American vaudeville performer (1872–1914)

Irving Sayles

Irving Sayles (1872 – 8 February 1914) was an African-American vaudeville entertainer. He spent much of his life in Australia as a popular minstrel show performer, touring the Tivoli circuit. He performed coon songs and employed a self-deprecating humor involving comic interpretations of plantation slavery that reinforced negative racial stereotypes.

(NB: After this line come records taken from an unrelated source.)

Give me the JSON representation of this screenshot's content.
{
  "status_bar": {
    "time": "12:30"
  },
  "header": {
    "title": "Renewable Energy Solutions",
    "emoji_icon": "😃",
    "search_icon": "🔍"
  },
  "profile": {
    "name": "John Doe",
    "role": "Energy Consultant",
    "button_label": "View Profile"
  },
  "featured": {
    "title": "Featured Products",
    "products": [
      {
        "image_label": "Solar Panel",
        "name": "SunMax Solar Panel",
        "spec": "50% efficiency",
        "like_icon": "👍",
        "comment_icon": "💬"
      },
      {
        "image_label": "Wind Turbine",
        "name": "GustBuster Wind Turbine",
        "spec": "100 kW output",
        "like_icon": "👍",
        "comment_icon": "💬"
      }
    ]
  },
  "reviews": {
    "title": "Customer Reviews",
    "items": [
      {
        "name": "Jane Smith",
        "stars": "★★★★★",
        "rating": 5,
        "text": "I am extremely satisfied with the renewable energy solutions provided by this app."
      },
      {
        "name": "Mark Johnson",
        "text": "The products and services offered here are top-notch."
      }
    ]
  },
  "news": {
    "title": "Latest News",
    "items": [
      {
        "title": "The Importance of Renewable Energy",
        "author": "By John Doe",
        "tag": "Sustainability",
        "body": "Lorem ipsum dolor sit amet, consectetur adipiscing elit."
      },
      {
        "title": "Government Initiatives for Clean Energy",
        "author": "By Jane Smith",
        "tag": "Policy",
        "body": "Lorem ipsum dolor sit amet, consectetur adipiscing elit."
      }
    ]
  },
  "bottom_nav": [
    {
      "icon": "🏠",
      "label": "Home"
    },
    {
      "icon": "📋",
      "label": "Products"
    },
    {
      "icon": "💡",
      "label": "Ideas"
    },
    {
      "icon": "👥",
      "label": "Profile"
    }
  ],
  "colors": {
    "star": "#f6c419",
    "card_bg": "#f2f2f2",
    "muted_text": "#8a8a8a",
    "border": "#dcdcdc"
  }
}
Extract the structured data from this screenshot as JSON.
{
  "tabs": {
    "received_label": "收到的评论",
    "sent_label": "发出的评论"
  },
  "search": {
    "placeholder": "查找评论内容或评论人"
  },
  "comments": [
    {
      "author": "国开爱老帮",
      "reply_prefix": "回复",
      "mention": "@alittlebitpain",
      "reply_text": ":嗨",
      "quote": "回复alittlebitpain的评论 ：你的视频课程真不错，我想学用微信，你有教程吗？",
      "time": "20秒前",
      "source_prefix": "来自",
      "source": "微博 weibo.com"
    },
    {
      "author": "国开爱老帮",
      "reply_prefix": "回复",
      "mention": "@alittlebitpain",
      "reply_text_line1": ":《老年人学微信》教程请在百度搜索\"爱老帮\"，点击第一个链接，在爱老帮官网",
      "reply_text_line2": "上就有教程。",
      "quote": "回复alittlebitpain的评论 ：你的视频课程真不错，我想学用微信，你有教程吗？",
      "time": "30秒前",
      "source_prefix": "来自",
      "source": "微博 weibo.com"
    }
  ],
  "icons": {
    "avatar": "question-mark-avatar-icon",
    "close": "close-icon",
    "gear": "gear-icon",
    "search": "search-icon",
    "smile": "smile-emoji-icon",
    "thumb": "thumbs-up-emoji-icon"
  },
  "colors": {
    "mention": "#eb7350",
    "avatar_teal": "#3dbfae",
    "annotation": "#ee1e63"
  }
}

==Early years and work in Australia==
Irving Sayles was born in Quincy, Illinois, to Melinda (née Wilson) and Josephus Sayles. He reported his year of birth as 1872. He became a member of Haverly's United Mastodon Minstrels at a young age. In 1888 he traveled to Australia as part of the Hicks-Sawyer Minstrels, the second company that minstrelsy manager Charles Hicks brought to Australia. That September, the group played the Opera House in Sydney, where Sayles performed a solo piece and played the tambourine. Following a leg in Tasmania, Hicks wrote in 1890 that Sayles was the hit of their trip, saying that "[h]is song, 'Father of a Little Black Coon,' gets three and four encores nightly." After the minstrel group broke up in 1890, Sayles went to Melbourne, where he worked for Frank Clark. He met Charlie Pope and the two formed a double act, with Pope playing the straight man. They worked for theatre owner Harry Rickards.

==Later life==
Sayles entered Australia prior to the White Australia policy and the Immigration Restriction Act 1901. He participated in amateur races and in 1897 he married Englishwoman Edith Carter in Melbourne. From 1909 until his death he partnered with Les Warton. He made a long run as the cornerman "Tambo" and appeared on the cover of Theatre magazine in 1911.

==Death==
Sayles died suddenly from a blood clot on 8 February 1914 in Christchurch, New Zealand, after performing on the Brennan-Fuller vaudeville circuit as part of Fuller's Vaudeville Company. He was 42. He was buried in Linwood.